Stephen Scott: The Deep Spaces
New Albion

The Deep Spaces, a fantasy song-cycle composed by Colorado College music professor Stephen Scott (b. 1944), captivates sonically for being a bowed piano composition but ultimately impresses most for the caliber of its writing. Performed by The Bowed Piano Ensemble and soprano Victoria Hansen and abetted by the writings of Mary Shelley, Wordsworth, Byron, Pablo Medina, among others, the eleven-part work celebrates the power and grandeur of Italy's Lake Como. Though Scott weaves themes by Liszt and Berlioz in amongst his own melodies and textures, The Deep Spaces is anything but a pastiche. If anything, it's traditional—refreshingly so—in its structural deployment of an instrumental prologue and epilogue. (Incidentally, this isn't the first time Scott has composed a work for bowed piano, as his The Tears of Niobe represented the United States at the 1991 International Rostrum of Composers in Paris.)

The opener “Primordium” provides a showcase of sorts for the plenitude of sounds the ensemble's ten members generate from the open grand piano using nylon filament, horsehair, hand-held piano hammers, guitar picks, etc. Following an abstract intro dominated by percussive flurries, the overture settles into a more conventional form and foreshadows the songs ahead by voicing their dreamily evocative and mournful themes, sometimes accompanied by soprano Victoria Hansen's wordless interjections. (The closing “Postludium” frames the work by re-introducing the opening setting's themes a final time.) At no time does it feel like the sonic palette is diminished by the group's reliance on a singular instrument. Clustered tightly around the piano, the group's members pluck and strum bright, shimmering tones that alternately resemble a glass orchestra, zither, harp, viola, and harpsichord. Predictably, the natural sonority of Hansen's vocals differs markedly from the magisterial exotica produced by the ensemble but the effect is hardly unpleasant.
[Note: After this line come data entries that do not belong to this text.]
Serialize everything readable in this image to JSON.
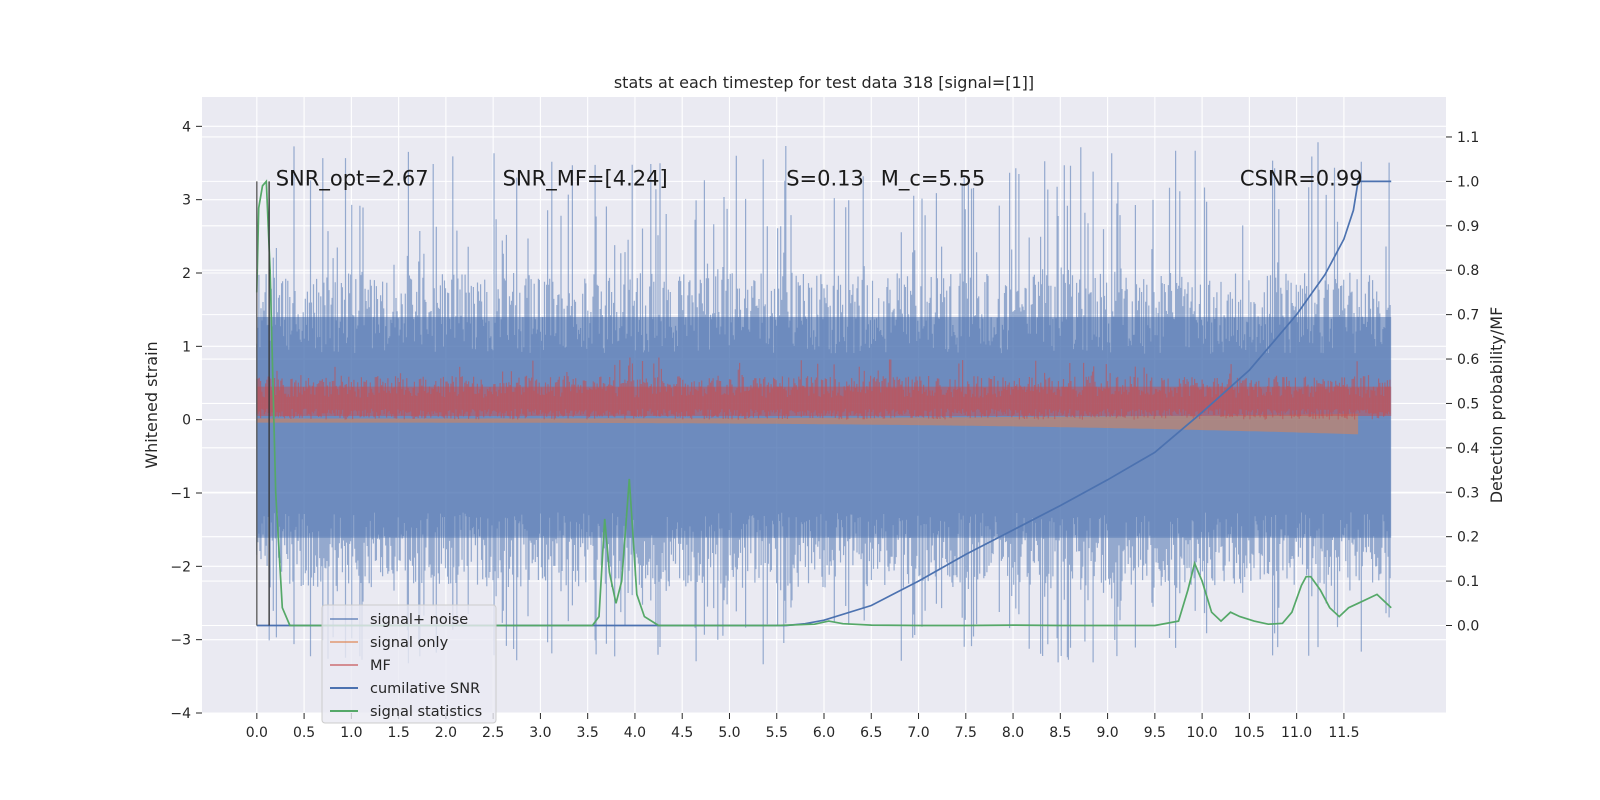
{
  "chart_data": {
    "type": "line",
    "title": "stats at each timestep for test data 318 [signal=[1]]",
    "ylabel_left": "Whitened strain",
    "ylabel_right": "Detection probability/MF",
    "xlim": [
      -0.58,
      12.58
    ],
    "ylim_left": [
      -4.0,
      4.4
    ],
    "ylim_right": [
      -0.197,
      1.19
    ],
    "x_ticks": [
      0.0,
      0.5,
      1.0,
      1.5,
      2.0,
      2.5,
      3.0,
      3.5,
      4.0,
      4.5,
      5.0,
      5.5,
      6.0,
      6.5,
      7.0,
      7.5,
      8.0,
      8.5,
      9.0,
      9.5,
      10.0,
      10.5,
      11.0,
      11.5
    ],
    "x_tick_labels": [
      "0.0",
      "0.5",
      "1.0",
      "1.5",
      "2.0",
      "2.5",
      "3.0",
      "3.5",
      "4.0",
      "4.5",
      "5.0",
      "5.5",
      "6.0",
      "6.5",
      "7.0",
      "7.5",
      "8.0",
      "8.5",
      "9.0",
      "9.5",
      "10.0",
      "10.5",
      "11.0",
      "11.5"
    ],
    "y_ticks_left": [
      4,
      3,
      2,
      1,
      0,
      -1,
      -2,
      -3,
      -4
    ],
    "y_tick_labels_left": [
      "4",
      "3",
      "2",
      "1",
      "0",
      "−1",
      "−2",
      "−3",
      "−4"
    ],
    "y_ticks_right": [
      1.1,
      1.0,
      0.9,
      0.8,
      0.7,
      0.6,
      0.5,
      0.4,
      0.3,
      0.2,
      0.1,
      0.0
    ],
    "y_tick_labels_right": [
      "1.1",
      "1.0",
      "0.9",
      "0.8",
      "0.7",
      "0.6",
      "0.5",
      "0.4",
      "0.3",
      "0.2",
      "0.1",
      "0.0"
    ],
    "grid": true,
    "legend_position": "lower-left",
    "annotations": [
      {
        "text": "SNR_opt=2.67",
        "x": 0.2,
        "y": 3.3
      },
      {
        "text": "SNR_MF=[4.24]",
        "x": 2.6,
        "y": 3.3
      },
      {
        "text": "S=0.13",
        "x": 5.6,
        "y": 3.3
      },
      {
        "text": "M_c=5.55",
        "x": 6.6,
        "y": 3.3
      },
      {
        "text": "CSNR=0.99",
        "x": 10.4,
        "y": 3.3
      }
    ],
    "series": [
      {
        "name": "signal+ noise",
        "axis": "left",
        "kind": "noise-band",
        "color": "#4c72b0",
        "x_range": [
          0.0,
          12.0
        ],
        "core_range": [
          -2.3,
          2.0
        ],
        "spike_range": [
          -3.6,
          4.1
        ]
      },
      {
        "name": "signal only",
        "axis": "left",
        "kind": "chirp",
        "color": "#dd8452",
        "x_range": [
          0.0,
          11.65
        ],
        "amplitude_start": 0.04,
        "amplitude_end": 0.2
      },
      {
        "name": "MF",
        "axis": "left",
        "kind": "mf-band",
        "color": "#c44e52",
        "x_range": [
          0.0,
          12.0
        ],
        "range": [
          0.0,
          0.85
        ]
      },
      {
        "name": "cumilative SNR",
        "axis": "right",
        "color": "#4c72b0",
        "x": [
          0.0,
          5.6,
          5.8,
          6.0,
          6.5,
          7.0,
          7.5,
          8.0,
          8.5,
          9.0,
          9.5,
          10.0,
          10.5,
          11.0,
          11.3,
          11.5,
          11.6,
          11.65,
          12.0
        ],
        "values": [
          0.0,
          0.0,
          0.004,
          0.012,
          0.045,
          0.1,
          0.16,
          0.215,
          0.27,
          0.328,
          0.39,
          0.48,
          0.575,
          0.7,
          0.79,
          0.87,
          0.935,
          1.0,
          1.0
        ]
      },
      {
        "name": "signal statistics",
        "axis": "right",
        "color": "#55a868",
        "x": [
          0.0,
          0.02,
          0.06,
          0.1,
          0.14,
          0.2,
          0.27,
          0.35,
          0.5,
          1.0,
          2.0,
          3.0,
          3.55,
          3.62,
          3.68,
          3.73,
          3.8,
          3.86,
          3.94,
          4.02,
          4.1,
          4.25,
          4.5,
          5.0,
          5.5,
          5.9,
          6.05,
          6.2,
          6.5,
          7.0,
          7.5,
          8.0,
          8.5,
          9.0,
          9.5,
          9.75,
          9.85,
          9.92,
          10.0,
          10.1,
          10.2,
          10.3,
          10.4,
          10.55,
          10.7,
          10.85,
          10.95,
          11.05,
          11.1,
          11.15,
          11.25,
          11.35,
          11.45,
          11.55,
          11.65,
          11.75,
          11.85,
          11.95,
          12.0
        ],
        "values": [
          0.75,
          0.94,
          0.99,
          1.0,
          0.8,
          0.3,
          0.04,
          0.0,
          0.0,
          0.0,
          0.0,
          0.0,
          0.0,
          0.02,
          0.24,
          0.12,
          0.05,
          0.1,
          0.33,
          0.07,
          0.02,
          0.0,
          0.0,
          0.0,
          0.0,
          0.003,
          0.01,
          0.004,
          0.001,
          0.0,
          0.0,
          0.001,
          0.0,
          0.0,
          0.0,
          0.01,
          0.08,
          0.14,
          0.1,
          0.03,
          0.01,
          0.03,
          0.02,
          0.01,
          0.003,
          0.005,
          0.03,
          0.09,
          0.11,
          0.11,
          0.08,
          0.04,
          0.02,
          0.04,
          0.05,
          0.06,
          0.07,
          0.05,
          0.04
        ]
      }
    ]
  }
}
The 45-minute work feels unified, especially when each piece seamlessly flows into the next, but Scott makes room for contrasts too. “The Old Hall” seems both ancient and modern, with its traditional folk character offset by a boldly meandering vocal line. In the stately waltz “Barcarola,” the melancholy theme re-emerges halfway through and again at the end, imbuing the song with meditative character. The theme re-appears in “The Face of Heaven” but slower and statelier; during Byron's line “The last still loveliest, till—‘tis gone—and all is grey,” the effortless ascent of Hansen's swooping voice proves memorable. The ponderous “O'er Vales That Teem With Fruits: Hector and Harold in Italy” not only spotlights her undulating vocal but includes a melodic leap in the coda that calls to mind David Del Tredici's In Memory of a Summer Day. Sometimes a drone-like pedal point persists throughout a piece, becoming a background anchor for the sonic flux swirling overtop. Here and elsewhere, what ultimately recommends Scott's affecting song-cycle The Deep Spaces most isn't the novelty of its instrumentation but the work's compositional quality.